Cały czas źle przyjmował, odskakiwała mu piłka. Niecelne podania, po których narażał nas na kontry. Był bardzo sfrustrowany i często po złej akcji wkurwiony sam na siebie. Dziwiliśmy sie z chłopakami, że pierwszy z boiska zszedł Bonecki a nie właśnie on.
Całkowicie się nie zgodzę co do Korta - to był jego najlepszy mecz w barwach Odry. Kilka fajnych przerzutów, regulował tempo gry, tego od niego oczekuję. A Bonecki zszedł bo zjebał dwie świetnie okazje do podwyższenia wyniku.

Re: #6- Odra Opole - Resovia Rzeszów (śr. 30.09., g. 18:30)

#33
smilee pisze:
środa, 30 września 2020, 19:32
pito10 pisze:
środa, 30 września 2020, 19:19
Coraz bardziej mnie rozczarowuje Czapliński.
Klon Skrzypy - wymienił stryjek skrzype na czaple
ale co miał zrobić Czapla? wszedł kiedy wszyscy już praktycznie stali, a przecież dwa albo trzy razy wywalczył rożnego, dał się sfaulować. Na ten moment widać, że jest przynajmniej poziom wyżej od Skrzypy. A mam też wrażenie, że Piech miał od początku meczu jakieś problemy zdrowotne, co chwilę się dociągał, kilka razy złapał się za dwójkę.

Re: #6- Odra Opole - Resovia Rzeszów (śr. 30.09., g. 18:30)

#34
pito10 pisze:
środa, 30 września 2020, 19:19
Coraz bardziej mnie rozczarowuje Czapliński. Wszedł na 30 minut ale nie widać było żeby mu zależało. Wiele razy mógł agresywniej zaatakować przy pressingu a on niby biegł i zwalnial byle tylko nie wyciągnąć nogi i nie narazić się na kontakt z rywalem. Kort i Piech z przodu klasa. Aaa i Rosa znów kapitalnie wyciągnął piłkę lecącą w okienko.

A mi się Czapliński bardzo podobał. Waleczny. Potrafi przyjąć długą piłkę w tłoku, przytrzymać i zgrać. Nie notuje strat.
Tylko, że w działaniach ofensywnych był osamotniony. Wszedł na boisko w momencie kiedy po raz kolejny, nie wiedzieć czemu, czekamy na przeciwnika na swojej połowie.
Cały czas chciałbym go zobaczyć z Piechem w ustawieniu jeden pod drugim.

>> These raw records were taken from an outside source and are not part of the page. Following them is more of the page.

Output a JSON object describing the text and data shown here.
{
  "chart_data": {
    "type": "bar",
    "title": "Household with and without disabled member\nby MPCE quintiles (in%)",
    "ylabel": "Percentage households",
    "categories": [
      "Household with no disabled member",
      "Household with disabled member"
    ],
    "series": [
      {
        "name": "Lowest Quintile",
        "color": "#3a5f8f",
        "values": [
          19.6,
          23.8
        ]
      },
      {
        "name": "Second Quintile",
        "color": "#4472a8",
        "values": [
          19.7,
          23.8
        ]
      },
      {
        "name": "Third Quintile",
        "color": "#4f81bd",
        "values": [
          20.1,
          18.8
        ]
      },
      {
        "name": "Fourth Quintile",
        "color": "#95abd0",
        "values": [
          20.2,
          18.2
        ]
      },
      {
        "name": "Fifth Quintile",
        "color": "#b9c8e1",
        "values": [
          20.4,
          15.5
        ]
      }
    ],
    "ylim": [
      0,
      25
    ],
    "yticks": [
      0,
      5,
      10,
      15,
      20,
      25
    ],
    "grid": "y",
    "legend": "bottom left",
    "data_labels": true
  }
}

Re: #6- Odra Opole - Resovia Rzeszów (śr. 30.09., g. 18:30)

#37
I kolejny mecz wszystko co dobre w ataku zaczyna i kończy się w trójkącie Kort-Mikinic-Piech. Przydałoby się, żeby ktoś inny błysnął jakąś dobrą akcją. Niestety jasno trzeba powiedzieć, że ławki rezerwowych, wśród 'doświadczonych', za bardzo nie mamy, bo Niziołek ewidentnie nie doszedł jeszcze do siebie po kontuzji, a z pozostałych zmienników w miarę pozytywnie pokazał się tylko Nowak. Gancarczyk to niestety duże rozczarowanie, ciekawe też co ze Szrekiem i Czajkowskim, ale chyba trener nie ceni ich zbytnio.

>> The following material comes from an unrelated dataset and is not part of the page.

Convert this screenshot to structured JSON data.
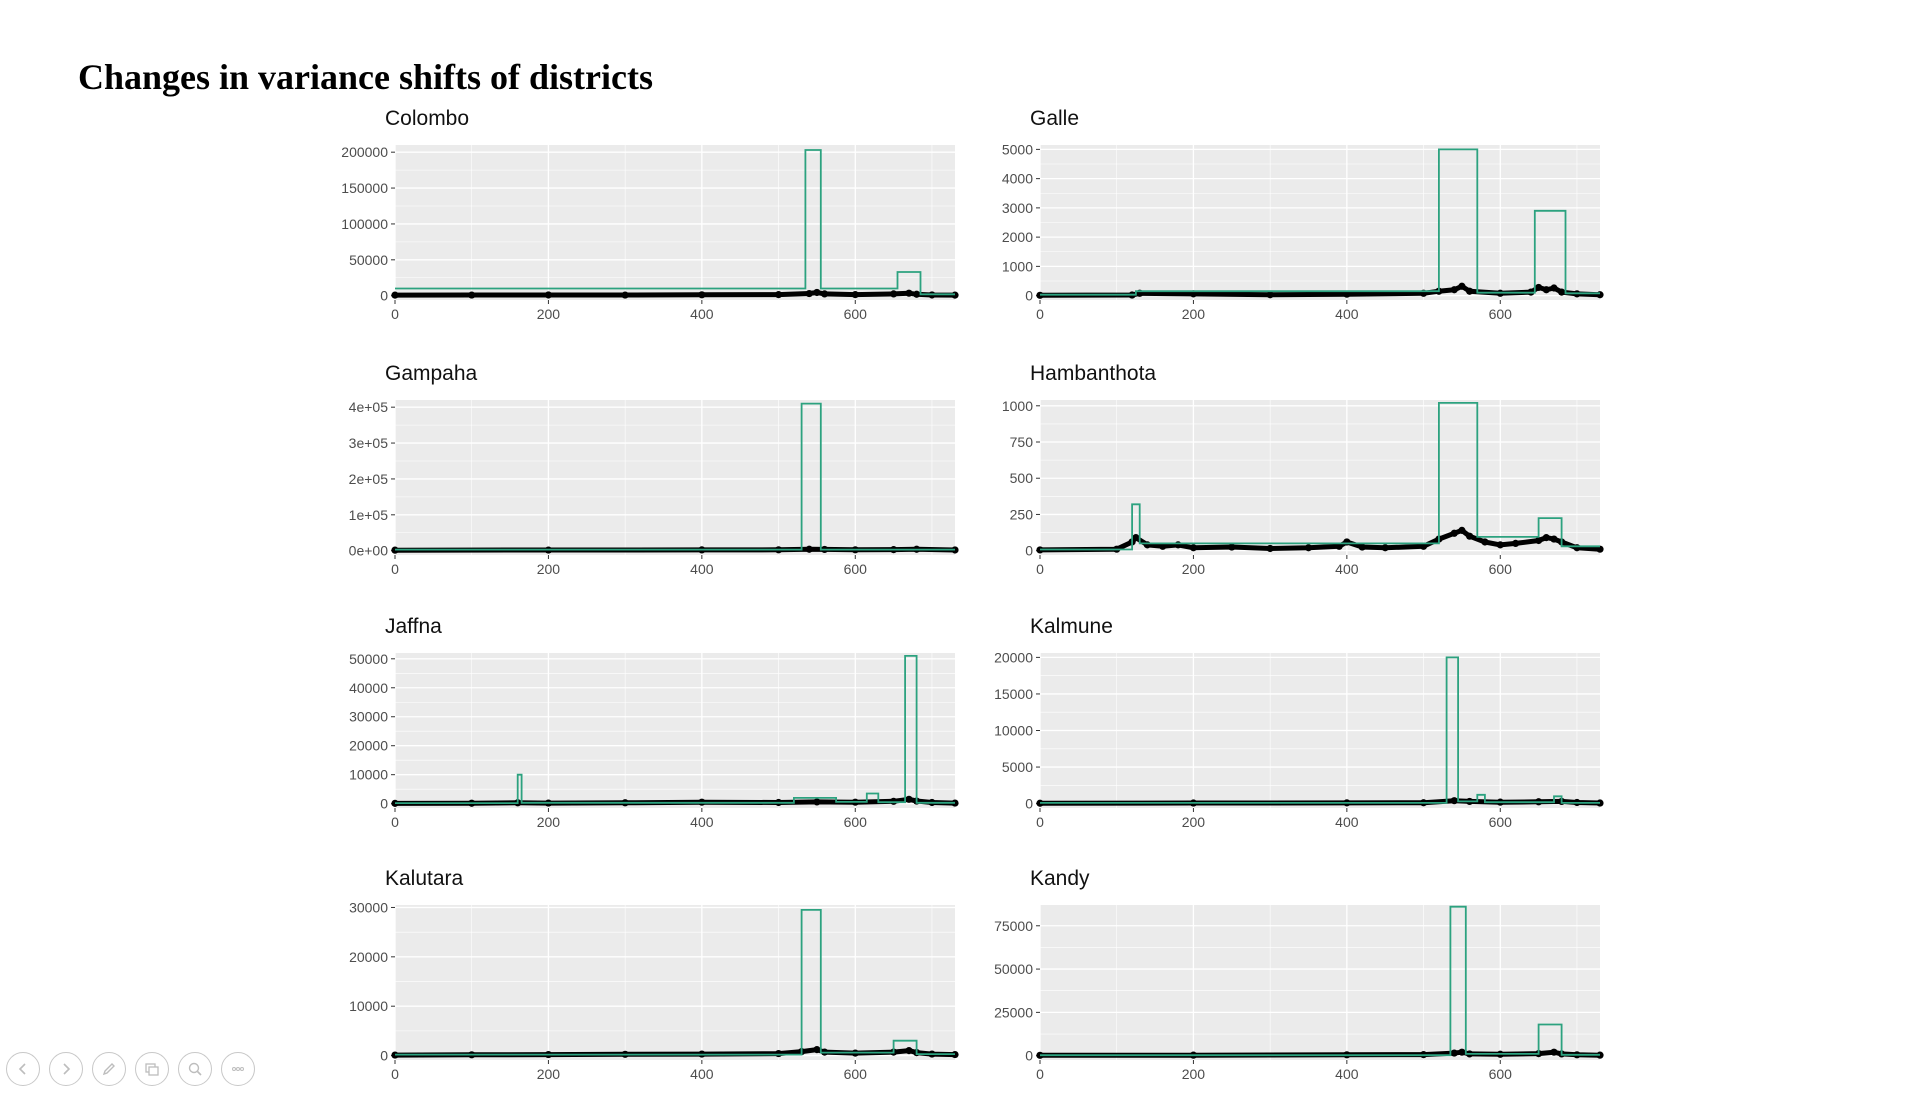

Re: #6- Odra Opole - Resovia Rzeszów (śr. 30.09., g. 18:30)

#38
Mecz z ŁKS pokazał obraz Odry no ale to była pierwsza kolejka więc możemy się przychylić do stwierdzenia że drużyna była jeszcze nie do końca poskładana. W niedzielę będziemy mogli poznać wartość naszej drużyny. Fajerwerków się jednak nie spodziewam bo strzelecka anemia trwa. A co do meczu z Resovią , pierwsza połowa mogła się podobać a druga była na przeczekanie jak najmniejszym nakładem sił bo w niedzielę znowu mecz. Dobrze że się nie to zemściło. Dzięki Rosie 3 punkty zostały w Opolu.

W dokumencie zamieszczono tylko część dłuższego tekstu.